La bienvenida al laberinto concursal
El concurso preventivo es ese salvavidas legal que una empresa, agobiada por las deudas, lanza con la esperanza de llegar a tierra firme. Es, en esencia, una convocatoria a todos aquellos a quienes se les debe dinero para decirles: “Señores, el auto no arranca, pero si me ayudan a empujar, quizás lleguemos al taller y, eventualmente, les pague el viaje”. La Ley de Concursos y Quiebras establece las reglas de este juego, buscando proteger la empresa como unidad productiva y fuente de empleo. Una idea noble, casi poética.

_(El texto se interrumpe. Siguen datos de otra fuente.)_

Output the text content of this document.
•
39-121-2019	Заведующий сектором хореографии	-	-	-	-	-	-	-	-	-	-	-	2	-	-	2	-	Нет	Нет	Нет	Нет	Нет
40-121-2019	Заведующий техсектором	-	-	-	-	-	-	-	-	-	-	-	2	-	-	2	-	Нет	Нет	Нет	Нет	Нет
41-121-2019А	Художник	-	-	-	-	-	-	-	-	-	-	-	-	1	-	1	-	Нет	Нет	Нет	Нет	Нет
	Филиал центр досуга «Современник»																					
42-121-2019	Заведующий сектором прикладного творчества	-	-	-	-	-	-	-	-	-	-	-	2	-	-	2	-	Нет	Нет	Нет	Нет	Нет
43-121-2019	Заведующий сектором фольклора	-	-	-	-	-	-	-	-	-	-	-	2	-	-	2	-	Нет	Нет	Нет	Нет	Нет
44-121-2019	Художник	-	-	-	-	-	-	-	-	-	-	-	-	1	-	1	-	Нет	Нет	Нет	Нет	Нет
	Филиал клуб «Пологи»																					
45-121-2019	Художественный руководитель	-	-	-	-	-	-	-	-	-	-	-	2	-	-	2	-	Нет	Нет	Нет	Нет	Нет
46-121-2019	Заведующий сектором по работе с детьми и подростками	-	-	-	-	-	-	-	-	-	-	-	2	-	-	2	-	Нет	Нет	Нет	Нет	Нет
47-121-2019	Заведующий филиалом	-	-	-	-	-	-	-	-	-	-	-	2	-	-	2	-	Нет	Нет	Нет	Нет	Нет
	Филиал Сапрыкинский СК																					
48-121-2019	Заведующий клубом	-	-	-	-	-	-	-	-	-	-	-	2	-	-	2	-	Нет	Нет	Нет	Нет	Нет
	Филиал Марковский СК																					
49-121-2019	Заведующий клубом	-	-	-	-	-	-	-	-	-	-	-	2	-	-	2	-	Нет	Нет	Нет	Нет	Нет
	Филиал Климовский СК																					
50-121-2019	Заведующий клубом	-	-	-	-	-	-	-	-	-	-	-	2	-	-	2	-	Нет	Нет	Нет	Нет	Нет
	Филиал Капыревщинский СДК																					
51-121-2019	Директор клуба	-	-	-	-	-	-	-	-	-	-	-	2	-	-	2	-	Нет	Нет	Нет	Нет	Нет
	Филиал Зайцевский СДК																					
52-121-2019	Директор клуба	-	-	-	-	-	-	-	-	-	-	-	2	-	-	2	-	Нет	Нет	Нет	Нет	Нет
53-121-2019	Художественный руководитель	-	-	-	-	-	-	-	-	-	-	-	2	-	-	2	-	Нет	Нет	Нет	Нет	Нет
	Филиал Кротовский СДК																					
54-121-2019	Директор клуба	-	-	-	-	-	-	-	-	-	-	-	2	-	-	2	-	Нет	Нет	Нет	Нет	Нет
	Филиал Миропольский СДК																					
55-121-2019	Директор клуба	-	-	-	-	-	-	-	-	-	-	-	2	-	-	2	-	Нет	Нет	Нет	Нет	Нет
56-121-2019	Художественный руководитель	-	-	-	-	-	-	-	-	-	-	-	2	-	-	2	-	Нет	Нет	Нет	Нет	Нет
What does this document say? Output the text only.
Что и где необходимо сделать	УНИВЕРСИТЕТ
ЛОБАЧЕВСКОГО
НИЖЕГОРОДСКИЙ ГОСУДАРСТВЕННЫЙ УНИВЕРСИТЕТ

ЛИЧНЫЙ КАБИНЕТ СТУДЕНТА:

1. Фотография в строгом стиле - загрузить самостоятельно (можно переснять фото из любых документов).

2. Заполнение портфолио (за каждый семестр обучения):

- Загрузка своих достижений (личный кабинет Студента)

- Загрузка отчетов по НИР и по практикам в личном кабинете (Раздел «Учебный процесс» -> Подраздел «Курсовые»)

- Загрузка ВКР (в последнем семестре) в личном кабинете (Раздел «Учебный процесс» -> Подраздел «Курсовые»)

En este escenario, todos los acreedores se sientan a la mesa para verificar sus créditos y negociar un acuerdo. Todos, excepto uno que se sienta en una silla más alta, con un reglamento propio. Hablamos, por supuesto, del Fisco. Para la Administración Tributaria, el concurso preventivo no es un hospital para empresas enfermas, sino más bien una escena del crimen donde debe asegurarse de recuperar la evidencia, es decir, el dinero, sin importar la salud del paciente.
El primer acto de esta obra es la verificación de créditos. Mientras un proveedor debe presentar facturas y remitos para probar su deuda, el Fisco llega con una determinación de oficio que tiene presunción de legitimidad. Es decir, su palabra vale más porque sí. El deudor, ya de rodillas, debe entonces iniciar un complejo proceso de revisión, el incidente de revisión, para discutir montos, intereses punitorios siderales y multas aplicadas con un entusiasmo digno de mejor causa. Desde el primer minuto, la cancha está inclinada.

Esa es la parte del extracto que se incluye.